Use passphrases instead of passwords

The other day I wanted to buy a concert ticket from a website I haven’t visited before. That meant creating a new account (even though that shouldn’t really be necessary). I went through the ordeal of filling in my details, clicked “Confirm” and bam… the password was not good enough. As is usual, the password needed to contain an uppercase letter, a numeral, a symbol, a Chinese character and 10 emojis (couldn’t you have told me earlier?). At this point, most people would just say screw it and use a variation of one their few passwords. Perhaps adding their birthdate or something along the lines. I draw that conclusion from publicly available lists of breached passwords. To be honest, I don’t blame them. Remembering tens of passwords is hard, even without all the weird characters. But even if you don’t feel like setting up a password manager, there is a better and safer alternative. Passphrases.

What are passphrases?

As you might have guessed, passphrases use several words, or a sentence, instead of a single word. Nowadays, you can readily use spaces in password. That’s why I would recommend using whole sentences. That typically makes your password much longer. And as a bonus, using commas etc., you will easily fulfill the special character criteria. However, it is important to choose a unique phrase, not something you would easily find on the Internet.

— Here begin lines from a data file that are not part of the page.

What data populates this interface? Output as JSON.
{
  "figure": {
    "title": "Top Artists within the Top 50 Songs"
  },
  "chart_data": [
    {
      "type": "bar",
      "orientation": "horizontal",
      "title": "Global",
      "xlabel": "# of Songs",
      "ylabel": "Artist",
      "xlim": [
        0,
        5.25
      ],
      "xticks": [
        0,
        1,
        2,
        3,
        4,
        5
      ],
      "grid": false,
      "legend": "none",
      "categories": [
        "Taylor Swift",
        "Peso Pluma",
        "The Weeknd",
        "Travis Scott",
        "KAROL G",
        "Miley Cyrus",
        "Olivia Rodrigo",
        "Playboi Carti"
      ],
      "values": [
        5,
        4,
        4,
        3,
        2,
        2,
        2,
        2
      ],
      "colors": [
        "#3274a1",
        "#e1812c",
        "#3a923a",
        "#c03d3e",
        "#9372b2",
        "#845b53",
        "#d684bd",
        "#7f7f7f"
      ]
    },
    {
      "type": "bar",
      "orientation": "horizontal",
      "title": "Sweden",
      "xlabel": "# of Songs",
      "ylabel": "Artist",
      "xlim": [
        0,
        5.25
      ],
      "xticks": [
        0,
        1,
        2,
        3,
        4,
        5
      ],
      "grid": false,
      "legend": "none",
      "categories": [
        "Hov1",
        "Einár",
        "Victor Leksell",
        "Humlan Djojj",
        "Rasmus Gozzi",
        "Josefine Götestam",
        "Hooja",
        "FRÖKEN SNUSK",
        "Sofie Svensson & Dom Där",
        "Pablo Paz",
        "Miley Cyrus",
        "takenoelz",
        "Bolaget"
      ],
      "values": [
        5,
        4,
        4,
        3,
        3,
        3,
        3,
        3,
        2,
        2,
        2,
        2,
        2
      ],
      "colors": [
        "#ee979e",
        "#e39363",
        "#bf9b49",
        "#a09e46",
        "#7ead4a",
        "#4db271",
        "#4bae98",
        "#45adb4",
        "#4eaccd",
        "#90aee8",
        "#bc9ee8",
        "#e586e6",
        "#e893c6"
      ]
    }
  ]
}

While it might be tempting to just use “Winter is coming to Winterfell”, that’s about as good as “12345”. I recommend using something based on a memory.

Passphrase complexity

How difficult are passphrases to crack though? At the first glimpse, it might seem that traditional passwords are more complex and therefore must be harder to crack. But length by itself adds complexity. A 25 character passphrase (about the length of an average sentence) would take billions of years to crack with the current technology. Unless somebody has secret quantum supercomputer in their basement, they won’t be doing that anytime soon. On the other hand, an 8 character password, made up of all sorts of gibberish, would take days to figure out at most.

Conclusion

As you can see, passphrases are both safer and easier to remember. Over the years, we were trained to use hard-to-remember and easy-to-crack passwords. It is time to stop that. And if you don’t think you stand much to lose by having your password cracked, think again.